Modelling viral and CD4 cellular population dynamics in HIV: approaches to evaluate intervention strategies.

Computational models, such as in epidemiology, provide a powerful tool that can be used to systematically examine an array of dynamic interactions among populations as well as to evaluate altemate disease intervention strategies. The specific objectives in this study were to: a/ examine the interaction of cellular (CD4) and HIV population dynamics and evaluate the impact of the use of combination chemotherapies on viral and CD4 populations (Experiment #1), b/ demonstrate how modelling can be used to evaluate the impact of an intervention (condom use) on reducing the rate of HIV/AIDS (Experiment #2). In this study, we used state transition models and conducted simulation experiments to evaluate various alternatives for the control and/or prevention of HIV/AIDS. The result indicated that combination therapy (double or triple drug therapies) was very effective.
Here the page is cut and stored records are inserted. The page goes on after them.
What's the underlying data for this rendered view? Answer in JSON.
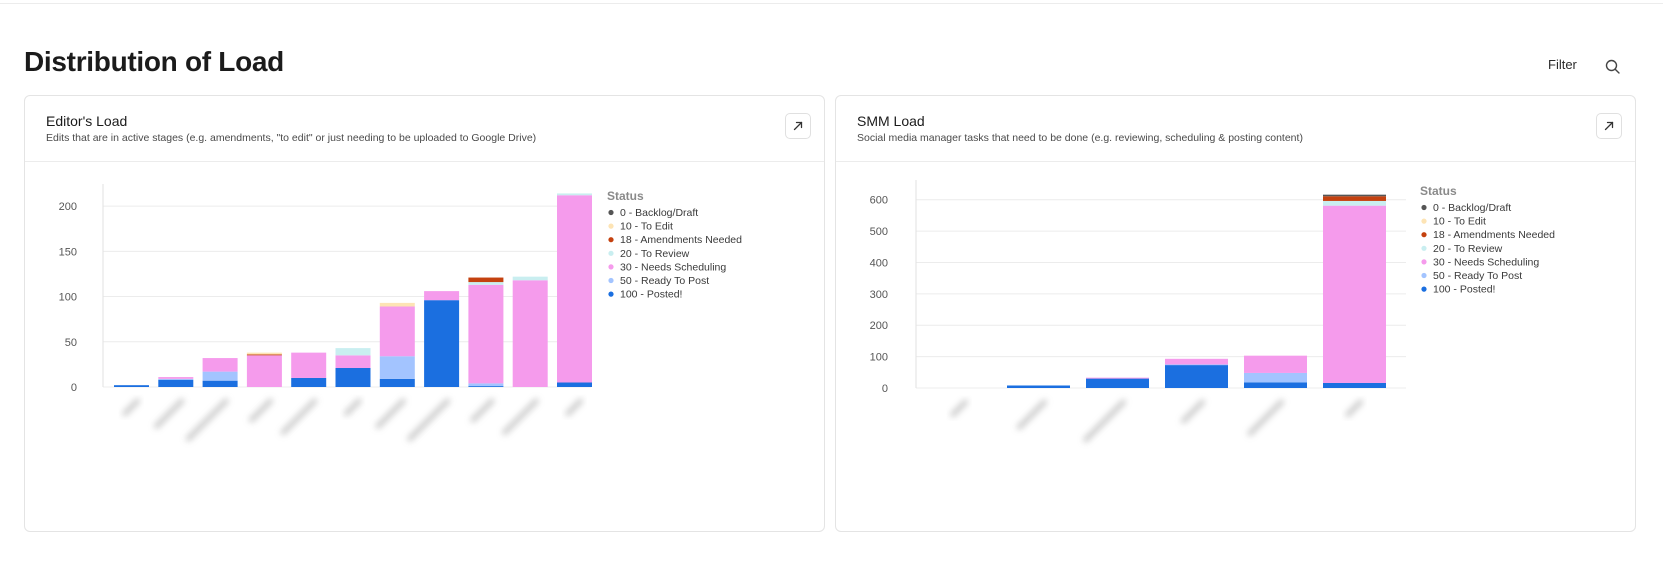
{
  "section": {
    "title": "Distribution of Load",
    "filter_label": "Filter"
  },
  "colors": {
    "status": [
      "#555555",
      "#fde4b5",
      "#c4410f",
      "#c9eef0",
      "#f59bec",
      "#a3c4ff",
      "#1b6fe0"
    ],
    "grid": "#ececec",
    "axis_text": "#555555"
  },
  "cards": [
    {
      "title": "Editor's Load",
      "description": "Edits that are in active stages (e.g. amendments, \"to edit\" or just needing to be uploaded to Google Drive)",
      "chart_data": {
        "type": "bar",
        "stacked": true,
        "categories": [
          "",
          "",
          "",
          "",
          "",
          "",
          "",
          "",
          "",
          "",
          ""
        ],
        "series": [
          {
            "name": "0 - Backlog/Draft",
            "values": [
              0,
              0,
              0,
              0,
              0,
              0,
              0,
              0,
              0,
              0,
              0
            ]
          },
          {
            "name": "10 - To Edit",
            "values": [
              0,
              0,
              0,
              2,
              0,
              0,
              4,
              0,
              0,
              0,
              0
            ]
          },
          {
            "name": "18 - Amendments Needed",
            "values": [
              0,
              0,
              0,
              1,
              0,
              0,
              0,
              0,
              5,
              0,
              0
            ]
          },
          {
            "name": "20 - To Review",
            "values": [
              0,
              0,
              0,
              0,
              0,
              8,
              0,
              0,
              3,
              4,
              2
            ]
          },
          {
            "name": "30 - Needs Scheduling",
            "values": [
              0,
              2,
              15,
              35,
              28,
              14,
              55,
              10,
              109,
              118,
              207
            ]
          },
          {
            "name": "50 - Ready To Post",
            "values": [
              0,
              1,
              10,
              0,
              0,
              0,
              25,
              0,
              3,
              0,
              0
            ]
          },
          {
            "name": "100 - Posted!",
            "values": [
              2,
              8,
              7,
              0,
              10,
              21,
              9,
              96,
              1,
              0,
              5
            ]
          }
        ],
        "ylim": [
          0,
          220
        ],
        "yticks": [
          0,
          50,
          100,
          150,
          200
        ],
        "legend_title": "Status",
        "legend_position": "right"
      }
    },
    {
      "title": "SMM Load",
      "description": "Social media manager tasks that need to be done (e.g. reviewing, scheduling & posting content)",
      "chart_data": {
        "type": "bar",
        "stacked": true,
        "categories": [
          "",
          "",
          "",
          "",
          "",
          ""
        ],
        "series": [
          {
            "name": "0 - Backlog/Draft",
            "values": [
              0,
              0,
              0,
              0,
              0,
              5
            ]
          },
          {
            "name": "10 - To Edit",
            "values": [
              0,
              0,
              0,
              0,
              0,
              0
            ]
          },
          {
            "name": "18 - Amendments Needed",
            "values": [
              0,
              0,
              0,
              0,
              0,
              15
            ]
          },
          {
            "name": "20 - To Review",
            "values": [
              0,
              0,
              0,
              0,
              0,
              15
            ]
          },
          {
            "name": "30 - Needs Scheduling",
            "values": [
              0,
              0,
              3,
              18,
              55,
              565
            ]
          },
          {
            "name": "50 - Ready To Post",
            "values": [
              0,
              0,
              0,
              2,
              30,
              0
            ]
          },
          {
            "name": "100 - Posted!",
            "values": [
              0,
              8,
              30,
              73,
              18,
              16
            ]
          }
        ],
        "ylim": [
          0,
          650
        ],
        "yticks": [
          0,
          100,
          200,
          300,
          400,
          500,
          600
        ],
        "legend_title": "Status",
        "legend_position": "right"
      }
    }
  ]
}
The HIV viral population decreased rapidly and remained suppressed for years. On the other hand, the CD4 cell population increased above 400 cells per ml and was maintained above that level for many years. Mono-therapy was not as effective; although the viral load decreased rapidly, it increased to its original levels within a few months. Since condom use is one of the key interventions of HIV/AIDS, we evaluated its use in 25%, 50% and 75% of an adult, sexually active population. Increasing condom use by 50% and 75% above an estimated baseline of 25% reduced the incidence of AIDS by 53% in Blacks, 49% in Hispanics and 43% in Whites. The study shows how a cellular/molecular level model can be incorporated within a macro-epidemiologic systems dynamics model to evaluate a variety of scientific questions such as to see if cellular/molecular level interventions reduce morbidity and mortality rates in HIV.